Dwarf frogs can actually be a pain to feed. they arent just going to find the food on their own before all the other fish will eat it. Try chopped live or frozen nightcrawlers, or frozen foods like bloodworms. you have to hold in in front of their face with something.


----------



## Guest (Jul 8, 2005)

You're Shi**ing me! That is a pain in the ass! I better start writing his eulogy "Richard was a good frog, fond of the fake plants..."


----------



## shev (Jan 18, 2005)

Well they are good at seeing movement, so unless youve got something that wiggles anbd enough of it for the frog to get some before the rest eat it all, I'd give that back to the store too. try to get some store credit for that and the oscar. for some reason most fish dont like the taste of african dwarf frog even if it can fit in their mouth.


----------



## shev (Jan 18, 2005)

uuuh, just wondering, how long have you had this tank set up?


----------



## Guest (Jul 8, 2005)

A while now.

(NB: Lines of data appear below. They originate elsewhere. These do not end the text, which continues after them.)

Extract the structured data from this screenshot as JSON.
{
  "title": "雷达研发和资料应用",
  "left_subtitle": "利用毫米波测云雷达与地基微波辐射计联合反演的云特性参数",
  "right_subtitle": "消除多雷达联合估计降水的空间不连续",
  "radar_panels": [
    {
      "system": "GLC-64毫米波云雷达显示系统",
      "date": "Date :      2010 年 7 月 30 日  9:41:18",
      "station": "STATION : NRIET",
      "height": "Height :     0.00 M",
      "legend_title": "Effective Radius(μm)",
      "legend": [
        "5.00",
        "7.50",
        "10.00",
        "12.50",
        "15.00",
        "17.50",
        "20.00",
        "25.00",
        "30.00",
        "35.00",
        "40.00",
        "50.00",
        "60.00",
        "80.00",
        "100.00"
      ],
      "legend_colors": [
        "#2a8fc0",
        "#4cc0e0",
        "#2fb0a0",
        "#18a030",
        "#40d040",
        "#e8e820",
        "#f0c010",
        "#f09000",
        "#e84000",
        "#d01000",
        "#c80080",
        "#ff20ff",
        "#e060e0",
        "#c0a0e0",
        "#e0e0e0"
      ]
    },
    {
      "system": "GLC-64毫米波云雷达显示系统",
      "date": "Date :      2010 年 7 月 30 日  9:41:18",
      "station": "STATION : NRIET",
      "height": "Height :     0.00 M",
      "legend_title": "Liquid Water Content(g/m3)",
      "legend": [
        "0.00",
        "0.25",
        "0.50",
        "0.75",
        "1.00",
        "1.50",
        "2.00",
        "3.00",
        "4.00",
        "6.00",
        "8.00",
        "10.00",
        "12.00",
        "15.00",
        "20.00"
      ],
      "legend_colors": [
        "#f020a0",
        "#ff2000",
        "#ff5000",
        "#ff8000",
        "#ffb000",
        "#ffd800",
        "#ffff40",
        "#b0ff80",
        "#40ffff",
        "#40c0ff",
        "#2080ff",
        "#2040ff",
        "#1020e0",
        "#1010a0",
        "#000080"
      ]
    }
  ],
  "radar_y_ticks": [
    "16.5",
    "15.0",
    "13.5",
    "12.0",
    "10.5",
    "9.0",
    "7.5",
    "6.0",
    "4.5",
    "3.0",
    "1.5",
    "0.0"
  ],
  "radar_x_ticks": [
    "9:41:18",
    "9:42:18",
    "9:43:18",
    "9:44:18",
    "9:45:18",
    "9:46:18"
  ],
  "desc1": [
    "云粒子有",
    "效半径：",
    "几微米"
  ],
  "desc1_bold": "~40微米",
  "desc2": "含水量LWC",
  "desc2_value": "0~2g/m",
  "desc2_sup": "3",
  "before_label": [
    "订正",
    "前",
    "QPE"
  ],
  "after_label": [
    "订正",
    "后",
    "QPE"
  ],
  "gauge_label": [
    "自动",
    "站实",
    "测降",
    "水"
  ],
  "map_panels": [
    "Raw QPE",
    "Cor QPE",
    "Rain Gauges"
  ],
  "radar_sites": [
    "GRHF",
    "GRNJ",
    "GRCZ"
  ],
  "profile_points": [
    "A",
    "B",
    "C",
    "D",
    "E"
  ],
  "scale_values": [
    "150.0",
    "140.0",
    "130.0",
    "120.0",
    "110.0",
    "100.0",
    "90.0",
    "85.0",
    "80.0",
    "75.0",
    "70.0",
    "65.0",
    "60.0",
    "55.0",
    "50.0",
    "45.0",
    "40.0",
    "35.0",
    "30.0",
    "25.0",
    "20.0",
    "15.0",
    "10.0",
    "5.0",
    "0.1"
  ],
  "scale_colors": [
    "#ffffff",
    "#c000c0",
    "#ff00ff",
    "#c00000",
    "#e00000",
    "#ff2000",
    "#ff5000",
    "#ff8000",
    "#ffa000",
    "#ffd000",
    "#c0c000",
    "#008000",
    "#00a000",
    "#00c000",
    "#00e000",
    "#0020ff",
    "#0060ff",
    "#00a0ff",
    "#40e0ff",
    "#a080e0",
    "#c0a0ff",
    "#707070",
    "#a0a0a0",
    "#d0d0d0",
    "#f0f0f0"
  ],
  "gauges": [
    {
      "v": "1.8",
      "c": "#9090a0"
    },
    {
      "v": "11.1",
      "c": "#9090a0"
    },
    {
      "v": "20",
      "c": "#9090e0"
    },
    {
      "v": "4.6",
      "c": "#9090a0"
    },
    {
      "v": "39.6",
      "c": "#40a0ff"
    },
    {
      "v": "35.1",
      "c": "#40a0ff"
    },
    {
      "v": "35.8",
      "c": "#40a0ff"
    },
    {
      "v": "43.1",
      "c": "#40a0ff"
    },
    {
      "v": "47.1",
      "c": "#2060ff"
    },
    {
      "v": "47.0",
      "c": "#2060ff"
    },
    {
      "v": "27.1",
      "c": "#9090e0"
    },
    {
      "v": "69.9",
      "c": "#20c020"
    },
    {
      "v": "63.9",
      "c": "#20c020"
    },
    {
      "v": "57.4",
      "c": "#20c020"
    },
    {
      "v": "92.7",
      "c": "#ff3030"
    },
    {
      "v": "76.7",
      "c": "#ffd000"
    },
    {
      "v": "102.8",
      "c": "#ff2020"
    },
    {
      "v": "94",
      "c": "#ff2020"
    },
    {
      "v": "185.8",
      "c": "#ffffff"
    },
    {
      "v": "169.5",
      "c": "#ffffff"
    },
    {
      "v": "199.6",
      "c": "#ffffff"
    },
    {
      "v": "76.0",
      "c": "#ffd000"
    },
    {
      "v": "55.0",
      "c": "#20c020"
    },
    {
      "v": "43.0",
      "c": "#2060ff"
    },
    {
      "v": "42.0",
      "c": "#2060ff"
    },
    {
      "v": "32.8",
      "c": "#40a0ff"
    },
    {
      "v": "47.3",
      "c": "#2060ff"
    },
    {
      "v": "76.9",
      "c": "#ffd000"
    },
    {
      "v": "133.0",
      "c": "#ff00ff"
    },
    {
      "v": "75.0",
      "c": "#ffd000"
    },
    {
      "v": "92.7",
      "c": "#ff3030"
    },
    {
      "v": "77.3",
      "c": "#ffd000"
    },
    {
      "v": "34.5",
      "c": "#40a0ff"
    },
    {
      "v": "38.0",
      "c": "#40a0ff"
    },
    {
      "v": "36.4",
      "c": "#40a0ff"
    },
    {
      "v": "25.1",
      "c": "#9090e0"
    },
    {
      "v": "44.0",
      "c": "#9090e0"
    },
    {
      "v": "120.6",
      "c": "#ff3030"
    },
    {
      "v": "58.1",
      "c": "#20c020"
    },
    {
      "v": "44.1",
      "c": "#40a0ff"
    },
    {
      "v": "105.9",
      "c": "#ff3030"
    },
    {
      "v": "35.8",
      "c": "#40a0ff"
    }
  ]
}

However, when i bought the tank i just dumped in tap water and seven of the mentioned fish and they've all thrived. I even have some guppy fry (I removed them from the tank, since they're tasty little treats for all the other fish). The lady at the store told me all of my fish would die in a week (since I used a "new tank"). Fortunatly, as usual, I ignored what the people at the pet store told me. I've never seen such happy fish. (and the Jew in me was happy about the time and money saved).


----------



## shev (Jan 18, 2005)

that would be one of the rare things you should take in mind from your lfs. your tank wasnt cycled, thats probably what killed the pleco, odd since they are such hardy fish. how long is " a while" you may still get hit with an amonia spike, or if you miraculously made it past that you'll get hit with a nitrite spike which can be worse than amonia.


----------



## Guest (Jul 8, 2005)

Yawn... I added the pleco to the tank after it had been set up for a few weeks. It was well cycled by then. Nitrite's not a problem. I've never had a fish die (in three or four weeks) except for the pleco, and i had him for a little more than a day.


----------



## Caitlin Rose (Apr 28, 2006)

*Food for your Frog!*

Hey I have one of these little guys too, man the first time he shed I thought he was all sick or something.....
Anyway mine loves to eat freeze dried bloodworms, but I think it's a good idea to break them up a little so they aren't in too big of pieces as these frogs are so tiny. Mine scared me once trying to swallow, caugh up and swallow one over and over so now I crush them (just pinch and roll them in my fingers)
Hope that helps, I'm sure there must be other things too, but that is all I've seen mine eat. I have only had mine for a brief time though.


----------



## MaryPa (Jan 25, 2006)

Yawn??? Didn`t you ask for help? ADFs are very easy to keep IF the person keeping them has the desire to learn:-x .


----------



## garfieldnfish (Jan 18, 2005)

ADFs do not do well in a community tank or a large tank. They need to go up for air so a 20 gal should be the limit as far as size goes.
They like a pond like setting with little current and they eat the following (if the other fish don't get it first):
bloodworms (frozen)
Mysis shrimp
frozen brine shrimp
frog sticks for aquatic frogs
live Grindal worms 

Mine also go after veggies that I leave in the tank for my clown plecos and some times they nibble on the algae wafers and fish flakes. These frogs actually eat a lot more then people usually think they do if given the time.
Unfortunately they are slow in hunting their food. They do not go by sight as previously mentioned, actually from watching them I believe they are very nearsighted and find their food by smell and pure accident when bumbing into it. This in itself is way they should be kept in a species tank. They do well with clown plecos, otos, ghost shrimp and apple snails.


----------



## piotrkol1 (Jan 12, 2006)

Well my ADF has been living in my tank for over a month and a half and I've never seen it actually eat something.


----------



## MaryPa (Jan 25, 2006)

hmmmmm my ADFs have been in my 125 for a year before that they were in the 55 gal. for 2 years. I don`t feed them anything different than all the other tank residents. My ADFs are chubby and happy,they make it to the top for air with no problem at all.


----------



## IrishKittenOWar (Mar 19, 2006)

i have 3 dwarf frogs in my 55 and they have no problem eating.. they are very very very fat... they loe frozen blood worms, algae wafers, meat pellets. and whatever else we toss in the tank for them to eat... they are in the tank with lots of tetras, the rainbow fish, all of the plecos except for the BN, lots of corys and several loaches... all my fish and frogs are very happy and very fat


----------